Your feature spec template should contain an area for you to write down these success metrics and questions. Once you gather this information, you can then derive events and properties that would allow you to answer those questions and track those metrics. See our article on best practices on how to set metrics for product launches.
Step 3: Collaborate with your engineers and data governor to finalize taxonomy for a new feature.
Engineers should be involved in the entire process from early on because they can best verify the feasibility and the scope of the data you wish to track for a new feature (e.g. is the value of this event property available at the time of that event?). Your engineers are a great resource for prioritizing which pieces of data are most important as well as understanding what context is available at the time of each user action.
Collaboration is key between engineering and teams that consume the data. In an ideal world, no wall exists between analysts, engineering, QA, and the taxonomy/spec builder. Depending on the size and structure of your company, you might also want to consider creating a data governor role, whose responsibilities would entail owning the structure, cohesion, quality, and maintenance of data.
Your engineers are a great resource for prioritizing which pieces of data are most important.
A helpful tip to ensure all key stakeholders are aligned is to include in your feature spec template a table for the planned events, event properties, and user properties that will accompany each feature.
Related Reading: The Foundation for Great Analytics is a Great Taxonomy
Step 4: Document your taxonomy in a central resource that is easily accessible during the actual code instrumentation.
This is important for ongoing alignment, especially within organizations that contain multiple teams who need access to data. Some commonly used tools by Amplitude customers are:
- Google/Airtable spreadsheet
- Confluence/internal wiki page
- Schema in Amplitude’s Taxonomy add-on
Having a central resource is critical because you can then easily copy the necessary context that is shared between features. For example, if you are making a change to your checkout flow, then you can copy all the “cart” properties that should be tracked on all checkout events.
“Alignment has to happen at the engineering level, it can’t happen at the spreadsheet level”. Tanner McGrath, Head of Growth, Amplitude
If you want to make collaboration with your engineering team as frictionless as possible, however, the optimal and most efficient way might be to build a taxonomy repo in GitHub where event types, event properties, and user properties are defined. Every team can then consume from this repository. This ensures, for example, that Android and iOS will always use the same names for the same data. In addition, team members can easily follow commits to a repo, whereas edits to a spreadsheet are harder to follow. A GitHub repo is also readily accessible to the engineer who is writing the tracking code. Lastly, many tools such as Airtable and Amplitude’s Taxonomy add-on also include helpful APIs that can be leveraged to maintain your taxonomy directly within your codebase.
Step 5: PMs and engineers should work together to validate and QA the data once it has been instrumented.
Similar to your code review process, you should have an instrumentation review process. Taxonomy changes should always be sent to a test project in Amplitude before sending that data to production. The engineer or the PM can then create some sample charts with the newly instrumented data to verify its accuracy.
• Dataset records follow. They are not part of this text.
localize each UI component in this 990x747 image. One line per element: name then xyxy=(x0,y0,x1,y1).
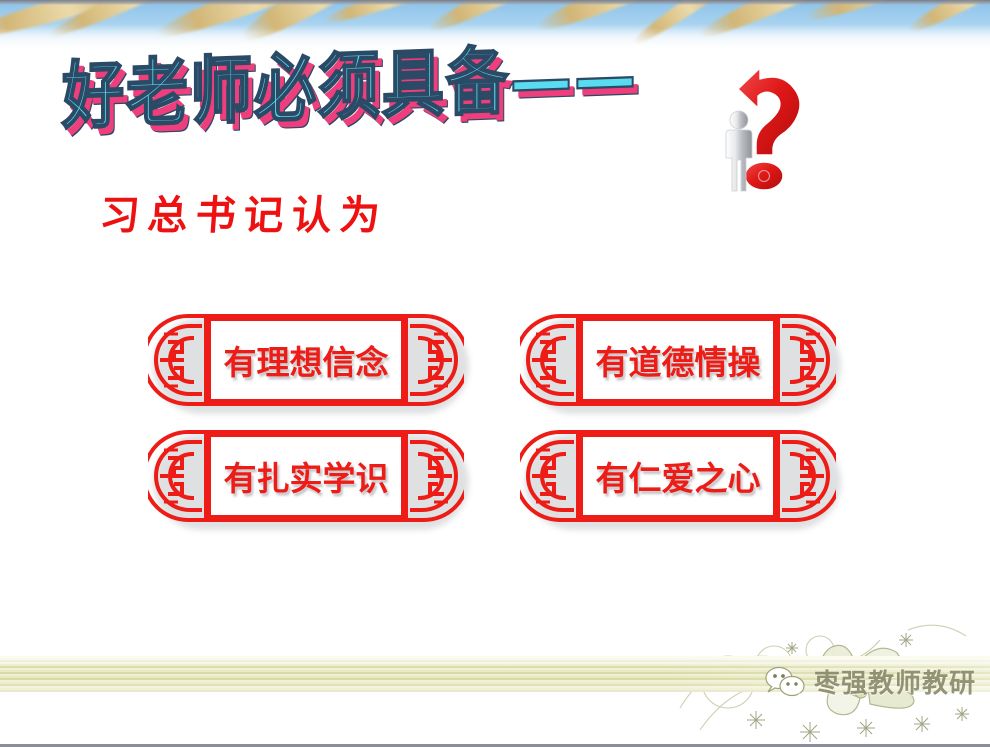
chinese-fretwork-medallion-icon xyxy=(398,312,464,408)
subtitle: 习总书记认为 xyxy=(98,183,390,241)
quality-label: 有道德情操 xyxy=(576,314,780,406)
quality-plaque[interactable]: 有道德情操 xyxy=(520,312,836,408)
watermark: 枣强教师教研 xyxy=(764,663,976,700)
slide-top-edge xyxy=(0,0,990,5)
quality-label: 有理想信念 xyxy=(204,314,408,406)
chinese-fretwork-medallion-icon xyxy=(398,428,464,524)
presentation-slide: 好老师必须具备—— 习总书记认为 xyxy=(0,0,990,747)
watermark-text: 枣强教师教研 xyxy=(814,663,976,700)
qualities-group: 有理想信念 xyxy=(148,312,848,542)
quality-plaque[interactable]: 有扎实学识 xyxy=(148,428,464,524)
chinese-fretwork-medallion-icon xyxy=(770,428,836,524)
page-title: 好老师必须具备—— xyxy=(62,40,638,133)
quality-label: 有扎实学识 xyxy=(204,430,408,522)
quality-label: 有仁爱之心 xyxy=(576,430,780,522)
wechat-logo-icon xyxy=(764,666,806,698)
question-illustration-svg xyxy=(708,56,818,196)
quality-plaque[interactable]: 有仁爱之心 xyxy=(520,428,836,524)
question-illustration xyxy=(708,56,818,196)
chinese-fretwork-medallion-icon xyxy=(770,312,836,408)
slide-footer: 枣强教师教研 xyxy=(0,612,990,744)
question-mark-icon xyxy=(738,68,800,190)
quality-plaque[interactable]: 有理想信念 xyxy=(148,312,464,408)
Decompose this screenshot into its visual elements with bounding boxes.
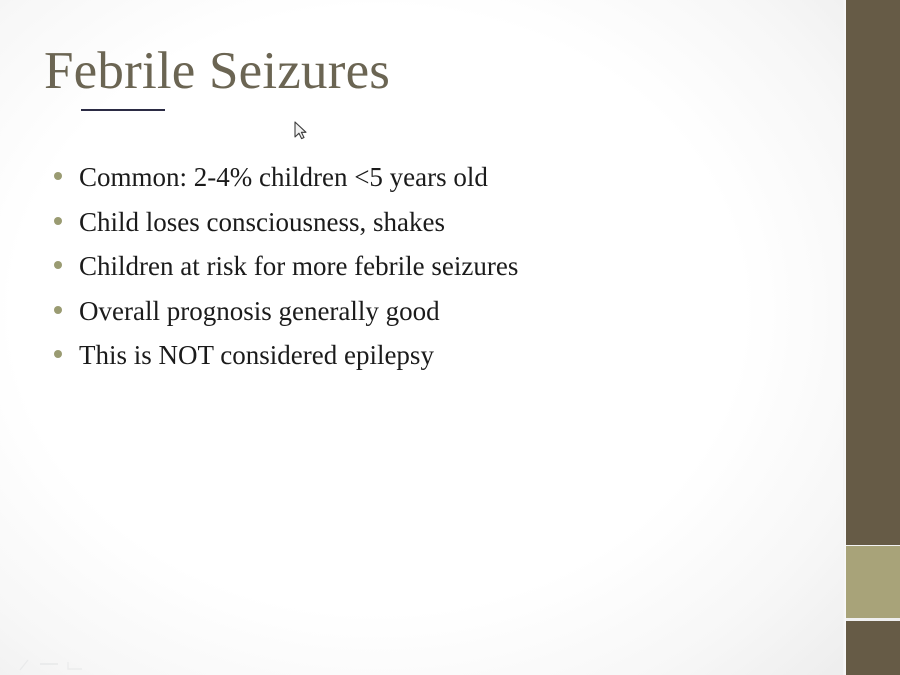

For best practices on how to validate your event data in Amplitude, check out our video walkthrough.
The Importance of a Good Instrumentation Process
Instrumentation is a small but critical piece of your overall data governance strategy that needs to be built into your product development workflow. Following these five steps will ensure that your whole team, from analyst to engineer, is aligned on the goals you are trying to achieve with data.